Le Portugal a été la victime ces derniers jours d’un coup d’État silencieux organisé par des dirigeants pro-européens de ce pays [1].
Cet événement est particulièrement grave. Il survient alors qu’est fraîche la mémoire du coup de force réussi contre le gouvernement grec par la combinaison de pressions politiques venant de l’Eurogroupe et de pressions économiques (et financières) en provenance de la Banque centrale européenne. Il confirme la nature profondément antidémocratique non seulement de la zone euro mais aussi, et on doit le regretter, de l’Union européenne.
Le résultat des élections portugaises
On a beaucoup dit, en France en particulier, dans la presse que la coalition de droite était sortie vainqueur des dernières élections législatives portugaises. Ceci est faux. Les partis de droite, emmené par le Premier ministre, M. Pedro Passos Coelho, n’ont réuni que 38,5% des suffrages, et ont perdu 28 sièges au Parlement. Une majorité d’électeurs portugais a voté contre les dernières mesures d’austérité, en fait 50,7%. Ces électeurs ont porté leur vote sur la gauche modérée mais aussi sur le Parti communiste portugais et d’autres formations de la gauche radicale.
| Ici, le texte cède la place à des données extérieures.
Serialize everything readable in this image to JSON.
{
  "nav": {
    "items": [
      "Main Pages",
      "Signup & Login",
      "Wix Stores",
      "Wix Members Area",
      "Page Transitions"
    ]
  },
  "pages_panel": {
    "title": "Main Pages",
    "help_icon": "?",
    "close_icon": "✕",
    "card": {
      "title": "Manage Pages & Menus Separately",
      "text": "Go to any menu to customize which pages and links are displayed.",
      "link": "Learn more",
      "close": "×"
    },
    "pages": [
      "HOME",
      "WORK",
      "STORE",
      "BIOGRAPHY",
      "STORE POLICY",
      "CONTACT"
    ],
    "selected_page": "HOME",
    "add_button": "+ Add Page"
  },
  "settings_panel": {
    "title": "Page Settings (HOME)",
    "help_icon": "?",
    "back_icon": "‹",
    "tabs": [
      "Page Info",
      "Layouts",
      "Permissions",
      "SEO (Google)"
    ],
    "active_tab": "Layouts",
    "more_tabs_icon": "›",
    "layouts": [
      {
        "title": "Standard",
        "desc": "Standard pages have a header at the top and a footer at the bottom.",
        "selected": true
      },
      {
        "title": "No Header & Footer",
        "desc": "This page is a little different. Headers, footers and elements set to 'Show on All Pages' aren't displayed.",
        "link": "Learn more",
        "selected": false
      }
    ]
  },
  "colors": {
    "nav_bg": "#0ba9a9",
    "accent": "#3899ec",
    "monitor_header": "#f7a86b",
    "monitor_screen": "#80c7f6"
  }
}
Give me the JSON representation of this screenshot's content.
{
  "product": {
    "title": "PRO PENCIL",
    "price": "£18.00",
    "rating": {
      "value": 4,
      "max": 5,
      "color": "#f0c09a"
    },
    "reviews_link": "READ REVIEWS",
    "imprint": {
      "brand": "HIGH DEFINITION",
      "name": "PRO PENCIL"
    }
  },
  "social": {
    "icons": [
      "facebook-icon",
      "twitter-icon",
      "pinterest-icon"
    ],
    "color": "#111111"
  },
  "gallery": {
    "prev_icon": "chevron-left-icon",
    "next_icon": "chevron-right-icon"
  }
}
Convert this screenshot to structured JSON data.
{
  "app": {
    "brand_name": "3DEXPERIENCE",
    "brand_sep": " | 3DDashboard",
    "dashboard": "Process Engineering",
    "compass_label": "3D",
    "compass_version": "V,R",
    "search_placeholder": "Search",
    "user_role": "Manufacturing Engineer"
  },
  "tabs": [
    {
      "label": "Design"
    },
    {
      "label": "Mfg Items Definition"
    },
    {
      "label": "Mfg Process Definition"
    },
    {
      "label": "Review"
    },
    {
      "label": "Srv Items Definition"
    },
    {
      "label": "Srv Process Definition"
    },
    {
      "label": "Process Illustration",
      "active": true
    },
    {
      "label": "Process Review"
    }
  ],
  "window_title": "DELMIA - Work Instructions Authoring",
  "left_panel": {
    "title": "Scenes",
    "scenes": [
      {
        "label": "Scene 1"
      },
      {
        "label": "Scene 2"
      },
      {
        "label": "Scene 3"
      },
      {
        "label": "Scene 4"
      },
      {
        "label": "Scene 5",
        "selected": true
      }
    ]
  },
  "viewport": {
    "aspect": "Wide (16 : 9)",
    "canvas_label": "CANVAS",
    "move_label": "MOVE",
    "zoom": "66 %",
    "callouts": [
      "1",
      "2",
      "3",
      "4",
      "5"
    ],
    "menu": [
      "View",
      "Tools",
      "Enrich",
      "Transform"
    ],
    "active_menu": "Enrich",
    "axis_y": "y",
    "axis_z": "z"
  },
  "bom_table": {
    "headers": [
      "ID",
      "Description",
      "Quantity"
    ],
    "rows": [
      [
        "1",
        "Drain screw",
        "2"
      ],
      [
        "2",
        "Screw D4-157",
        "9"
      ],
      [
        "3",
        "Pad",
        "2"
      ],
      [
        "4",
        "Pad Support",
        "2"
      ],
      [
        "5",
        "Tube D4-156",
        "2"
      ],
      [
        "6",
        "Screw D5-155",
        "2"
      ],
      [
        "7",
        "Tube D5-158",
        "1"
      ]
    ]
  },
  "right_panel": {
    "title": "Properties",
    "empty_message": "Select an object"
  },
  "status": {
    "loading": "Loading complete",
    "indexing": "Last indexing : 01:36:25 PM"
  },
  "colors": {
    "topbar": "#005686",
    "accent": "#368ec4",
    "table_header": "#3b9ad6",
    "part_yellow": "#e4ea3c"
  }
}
De fait le Parti socialiste portugais a 85 sièges, le Bloc de gauche (gauche radicale) 19 et le Parti communiste portugais 17. Sur les 230 sièges du Parlement portugais, cela en donne 121 aux forces anti-austérité, quand la majorité absolue est de 116 [2].
Un accord aurait pu être trouvé entre les partis de droite et le Parti socialiste. Mais cet accord n’était clairement pas possible sans une remise en cause d’une partie du programme d’austérité qui découle de l’accord passé entre la Portugal et les institutions européennes. Ceci n’est pas sans évoquer la situation de la Grèce…
Les socialistes, et le « bloc de gauche » ont clairement dit que cet accord devait être révisé. C’est ce qui a motivé le président Cavaco Silva dans sa décision pour rejeter le projet de gouvernement présenté par la Gauche. Mais, les attendus de sa déclaration vont encore plus loin. Il a dit :
« Après tous les importants sacrifices consentis dans le cadre d’un important accord financier, il est de mon devoir, et dans mes prérogatives constitutionnelles, de faire tout mon possible pour empêcher de faux signaux d’être émis envers les institutions financières et les investisseurs internationaux [3]. »
C’est cette déclaration qui pose véritablement problème. Que M. Cavaco Silva pense qu’un gouvernement de la gauche unie puisse conduire à un affrontement avec l’Eurogroupe et l’UE est son droit, et c’est même très probablement le cas. Mais, dans une république parlementaire, comme l’est le Portugal actuellement, il n’est pas dans son pouvoir d’interpréter des intentions futures pour s’opposer à la volonté des électeurs. Si une coalition de gauche et d’extrême-gauche a une majorité au Parlement, et si elle présente – ce qui était le cas – un programme de gouvernement, il doit lui laisser sa chance. Toute autre décision s’apparente à un acte anticonstitutionnel, un « coup d’État ».